“We’ve been waiting for this day” — Blankenship gets prison time

It’s been six years and one day since 29 men were killed by a coal-dust explosion at former Massey Energy’s Upper Big Branch mine (UBB). Today, U.S. District Judge Irene Berger sentenced the company’s former CEO Don Blankenship for his practices that contributed to the disaster. Berger order him to serve one year in jail and pay a $250,000 penalty.

Early this morning, the Charleston Gazette’s Ken Ward Jr. reported

“…a crowd was already beginning to gather at the Robert C. Byrd U.S. Courthouse in Charleston. More than a dozen family members of the Upper Big Branch miners staked out seats when security officers opened the courtroom at about 8:30 a.m.  ‘We’ve been waiting for this day,’ said Dr. Judy Jones Peterson, whose brother, Dean Jones, was killed in the blast. ‘It’s been a long time coming.’”

Ward filed a story immediately after the sentence was announced. He noted that Blankenship addressed the court, offered condolences to the families of the UBB miners, but said:

“There was no direct evidence I committed a crime. I am not guilty of a crime.”

Assistant U.S. Attorney Steve Ruby who played a lead role in the case told the court:

“If ever a case cried out for the maximum sentence, this is it. Breaking mine safety laws kills people. Breaking mine safety laws kills coal miners. The defendant placed human lives in jeopardy.”

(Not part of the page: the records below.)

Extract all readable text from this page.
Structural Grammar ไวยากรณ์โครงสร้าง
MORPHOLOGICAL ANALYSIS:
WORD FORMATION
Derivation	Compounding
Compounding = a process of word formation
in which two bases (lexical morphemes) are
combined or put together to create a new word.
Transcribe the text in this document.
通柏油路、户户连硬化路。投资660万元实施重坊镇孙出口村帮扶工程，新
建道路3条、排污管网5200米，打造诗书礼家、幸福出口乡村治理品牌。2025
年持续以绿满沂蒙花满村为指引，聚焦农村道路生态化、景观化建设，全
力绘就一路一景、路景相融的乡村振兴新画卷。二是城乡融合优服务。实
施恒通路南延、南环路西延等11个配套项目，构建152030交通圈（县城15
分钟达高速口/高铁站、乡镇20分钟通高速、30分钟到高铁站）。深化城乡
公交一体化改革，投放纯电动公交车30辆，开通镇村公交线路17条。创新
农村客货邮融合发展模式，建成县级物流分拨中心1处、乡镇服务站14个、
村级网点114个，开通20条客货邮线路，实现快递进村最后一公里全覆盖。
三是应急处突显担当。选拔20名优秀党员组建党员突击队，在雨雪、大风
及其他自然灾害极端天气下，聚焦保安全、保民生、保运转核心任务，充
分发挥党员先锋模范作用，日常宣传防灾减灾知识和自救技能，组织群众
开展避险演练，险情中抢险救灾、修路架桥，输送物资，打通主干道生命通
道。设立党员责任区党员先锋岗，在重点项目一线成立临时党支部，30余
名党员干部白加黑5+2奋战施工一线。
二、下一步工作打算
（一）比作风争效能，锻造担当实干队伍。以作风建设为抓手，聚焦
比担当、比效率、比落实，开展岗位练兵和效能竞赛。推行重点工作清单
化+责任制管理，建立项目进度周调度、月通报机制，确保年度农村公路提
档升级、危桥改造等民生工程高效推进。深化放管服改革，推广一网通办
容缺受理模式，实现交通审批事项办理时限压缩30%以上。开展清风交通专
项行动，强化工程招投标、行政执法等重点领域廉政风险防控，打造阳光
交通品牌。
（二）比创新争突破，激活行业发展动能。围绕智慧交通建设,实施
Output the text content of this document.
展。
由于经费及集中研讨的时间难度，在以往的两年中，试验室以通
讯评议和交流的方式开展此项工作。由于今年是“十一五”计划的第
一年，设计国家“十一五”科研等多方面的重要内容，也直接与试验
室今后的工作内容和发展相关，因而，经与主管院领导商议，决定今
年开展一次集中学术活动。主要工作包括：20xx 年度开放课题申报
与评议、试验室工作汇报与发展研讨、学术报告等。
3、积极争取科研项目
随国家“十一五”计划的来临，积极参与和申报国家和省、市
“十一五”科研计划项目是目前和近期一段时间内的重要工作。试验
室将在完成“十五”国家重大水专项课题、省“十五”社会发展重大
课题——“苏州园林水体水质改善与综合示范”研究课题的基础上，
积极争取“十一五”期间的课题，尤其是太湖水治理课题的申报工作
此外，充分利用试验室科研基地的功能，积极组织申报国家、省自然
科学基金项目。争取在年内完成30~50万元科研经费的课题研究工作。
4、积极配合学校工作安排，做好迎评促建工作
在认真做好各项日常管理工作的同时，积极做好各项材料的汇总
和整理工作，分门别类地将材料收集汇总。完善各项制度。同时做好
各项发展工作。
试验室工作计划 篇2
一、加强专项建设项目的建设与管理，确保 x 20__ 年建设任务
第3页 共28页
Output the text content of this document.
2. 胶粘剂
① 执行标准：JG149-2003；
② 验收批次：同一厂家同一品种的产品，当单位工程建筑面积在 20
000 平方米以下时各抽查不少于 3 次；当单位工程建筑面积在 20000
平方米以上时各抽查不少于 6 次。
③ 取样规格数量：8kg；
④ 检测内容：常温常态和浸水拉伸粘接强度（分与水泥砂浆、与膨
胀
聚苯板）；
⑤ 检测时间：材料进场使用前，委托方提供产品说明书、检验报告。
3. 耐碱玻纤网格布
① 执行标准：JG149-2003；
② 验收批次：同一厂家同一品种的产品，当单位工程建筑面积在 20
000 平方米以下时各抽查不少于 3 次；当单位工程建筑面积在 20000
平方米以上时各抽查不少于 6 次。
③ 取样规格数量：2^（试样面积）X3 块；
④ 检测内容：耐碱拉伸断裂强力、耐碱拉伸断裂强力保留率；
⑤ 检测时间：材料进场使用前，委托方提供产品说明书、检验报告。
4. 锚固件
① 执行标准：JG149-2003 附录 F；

A written statement from the U.S. Attorney’s Office for the southern district of West Virginia says:

“This sentence is a victory for workers and workplace safety. …Putting the former chief executive officer of a major corporation in prison sends a message that violating mine safety laws is a serious crime. …. Putting profits over the safety of workers is reprehensible.”

Thanks to the Charleston Gazette’s Ken Ward Jr. for his excellent reporting on the Blankenship trial and his diligent coverage of many worker safety and health issues.

P.S. There’s no doubt that Blankenship will appeal the sentence along with an appeal of the verdict.

P.P.S. Read the top-notch New York Times op-ed “Judgment Day for Reckless Executives,” by law professor Rena Steinzor.

Comments

  1. #1 G
    April 7, 2016

    Any incarceration for corporados who kill people in pursuit of profit. is some measure of justice.

    Perhaps a small measure, as one year is absurd for 29 deaths, but none the less, it’s progress compared to the ones who walk.

  2. #2 Art
    April 7, 2016

    Twenty-nine dead. One year and $250,000.

    The entirety of his natural life in prison and everything his family owns would only be a suitable down payment on what he owes. What about the families destroyed, the community crippled, the faith in humanity lost because of his greed.

    Twenty-nine dead. One year and $250,000.

    That comes out to most of thirteen days and $8,620 per life.

    That is a mighty small measure of justice.